Dados da consultoria de inteligência de mercado Kpler apontam uma queda acentuada nos carregamentos de petróleo iraniano após o início do bloqueio naval dos EUA. Segundo os registros da consultoria, o volume de petróleo iraniano embarcado caiu para aproximadamente 567 mil barris por dia entre 14 e 23 de abril (começo do bloqueio), ante uma média de 1,85 milhão de barris por dia registrado em março, antes do cerco americano.
A Kpler afirma não ter recebido nenhum navio-tanque do Irã atravessando com sucesso a zona de bloqueio dos EUA. Diversas embarcações do Irã que chegaram a passar pelo Estreito de Ormuz, segundo a consultoria, não conseguem superar o cerco naval americano, que está posicionado entre o Golfo de Omã e o Mar Arábico.
Sufocando a principal fonte de renda do regime
Antes do cerco americano, a China absorveu mais de 90% do petróleo bruto exportado pelo Irã, segundo dados analisados pelo think tank Fundação para a Defesa das Democracias (FDD), o que tornou Pequim a principal fonte externa de receita para o regime islâmico. Com o bloqueio dos Estados Unidos em vigor, esse canal de financiamento foi fortemente comprimido.

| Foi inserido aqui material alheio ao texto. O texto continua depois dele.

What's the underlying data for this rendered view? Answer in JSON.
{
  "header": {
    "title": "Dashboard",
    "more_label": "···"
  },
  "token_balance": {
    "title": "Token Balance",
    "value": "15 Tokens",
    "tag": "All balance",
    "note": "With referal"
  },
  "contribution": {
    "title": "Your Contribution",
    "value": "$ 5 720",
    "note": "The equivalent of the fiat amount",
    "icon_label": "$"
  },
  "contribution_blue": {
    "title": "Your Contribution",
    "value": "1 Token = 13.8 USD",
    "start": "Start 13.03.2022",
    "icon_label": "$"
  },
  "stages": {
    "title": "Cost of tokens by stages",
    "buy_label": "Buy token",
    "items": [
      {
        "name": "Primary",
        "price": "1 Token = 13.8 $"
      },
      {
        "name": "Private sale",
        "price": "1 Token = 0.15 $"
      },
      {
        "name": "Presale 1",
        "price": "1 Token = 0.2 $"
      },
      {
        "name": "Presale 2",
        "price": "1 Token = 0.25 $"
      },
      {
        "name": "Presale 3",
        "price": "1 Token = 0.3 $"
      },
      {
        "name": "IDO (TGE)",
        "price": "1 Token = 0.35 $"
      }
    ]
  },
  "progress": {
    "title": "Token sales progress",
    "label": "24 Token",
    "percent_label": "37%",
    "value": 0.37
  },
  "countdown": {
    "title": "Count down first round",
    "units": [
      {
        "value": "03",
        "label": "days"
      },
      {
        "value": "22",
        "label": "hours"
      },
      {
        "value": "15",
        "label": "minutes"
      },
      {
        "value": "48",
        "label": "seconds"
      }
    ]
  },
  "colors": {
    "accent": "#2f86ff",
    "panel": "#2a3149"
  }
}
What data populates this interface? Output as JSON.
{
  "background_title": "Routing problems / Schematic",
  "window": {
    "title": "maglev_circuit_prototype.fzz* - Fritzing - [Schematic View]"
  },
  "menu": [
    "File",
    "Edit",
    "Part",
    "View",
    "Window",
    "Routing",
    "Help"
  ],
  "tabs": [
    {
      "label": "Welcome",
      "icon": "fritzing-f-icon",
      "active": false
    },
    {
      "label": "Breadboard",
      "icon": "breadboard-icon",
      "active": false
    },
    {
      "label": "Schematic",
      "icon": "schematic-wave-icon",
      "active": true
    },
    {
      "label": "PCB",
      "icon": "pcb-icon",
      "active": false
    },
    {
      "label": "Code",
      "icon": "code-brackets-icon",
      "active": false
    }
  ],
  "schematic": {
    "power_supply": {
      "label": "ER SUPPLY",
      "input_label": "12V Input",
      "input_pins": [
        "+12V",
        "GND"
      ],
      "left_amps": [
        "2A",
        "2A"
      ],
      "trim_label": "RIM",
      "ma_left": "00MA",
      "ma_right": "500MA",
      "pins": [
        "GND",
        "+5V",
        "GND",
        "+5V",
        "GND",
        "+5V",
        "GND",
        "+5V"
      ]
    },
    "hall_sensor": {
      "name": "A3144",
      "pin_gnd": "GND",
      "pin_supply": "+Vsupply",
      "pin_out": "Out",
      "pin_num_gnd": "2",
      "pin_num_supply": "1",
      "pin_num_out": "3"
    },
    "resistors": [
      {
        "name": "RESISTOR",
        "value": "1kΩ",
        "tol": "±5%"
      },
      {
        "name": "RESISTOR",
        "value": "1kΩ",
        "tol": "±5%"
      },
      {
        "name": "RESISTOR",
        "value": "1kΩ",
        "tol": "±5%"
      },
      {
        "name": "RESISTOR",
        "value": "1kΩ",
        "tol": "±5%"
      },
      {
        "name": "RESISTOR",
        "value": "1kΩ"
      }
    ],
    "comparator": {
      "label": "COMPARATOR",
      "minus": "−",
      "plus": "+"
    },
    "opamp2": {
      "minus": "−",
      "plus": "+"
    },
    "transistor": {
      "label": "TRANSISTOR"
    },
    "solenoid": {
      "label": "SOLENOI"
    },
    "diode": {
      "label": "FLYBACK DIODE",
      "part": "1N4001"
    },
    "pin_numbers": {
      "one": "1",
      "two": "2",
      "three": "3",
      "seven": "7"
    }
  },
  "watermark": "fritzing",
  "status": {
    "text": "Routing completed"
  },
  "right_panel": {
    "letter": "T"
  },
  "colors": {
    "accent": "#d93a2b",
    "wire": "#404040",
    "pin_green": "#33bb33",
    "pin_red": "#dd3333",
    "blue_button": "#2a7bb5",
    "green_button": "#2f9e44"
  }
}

Diante desse cenário, o Irã tentou abrir rotas alternativas para manter parte de suas exportações de petróleo. Segunda reportagem da Rádio Livre EuropaTeerã estuda neste momento enviar petróleo bruto por ferrovia até a China, pela rota que conecta Teerã às cidades chinesas de Yiwu e Xi’an, passando pelos territórios de Cazaquistão e Turcomenistão.
A capacidade de entrega, porém, é incomparável ao transporte marítimo. “A ferrovia pode movimentar volumes estrategicamente relevantes, mas não pode, no curto prazo, substituir os petroleiros em escala”, avaliou Steve Hanke, professor de economia da Universidade Johns Hopkins, ouvido pela RFE.
Com os carregamentos travados devido ao bloqueio naval, o petróleo começou a se acumular no Irã. Segundo a Kpler, os estoques terrestres de petróleo do país já chegaram a 49 milhões de barris desde o início do cerco americano. A Kpler aponta em análise que o espaço disponível no território iraniano para armazenar a produção de petróleo está se esgotando: a capacidade útil restante equivale a algo entre 12 e 22 dias de exportações normais.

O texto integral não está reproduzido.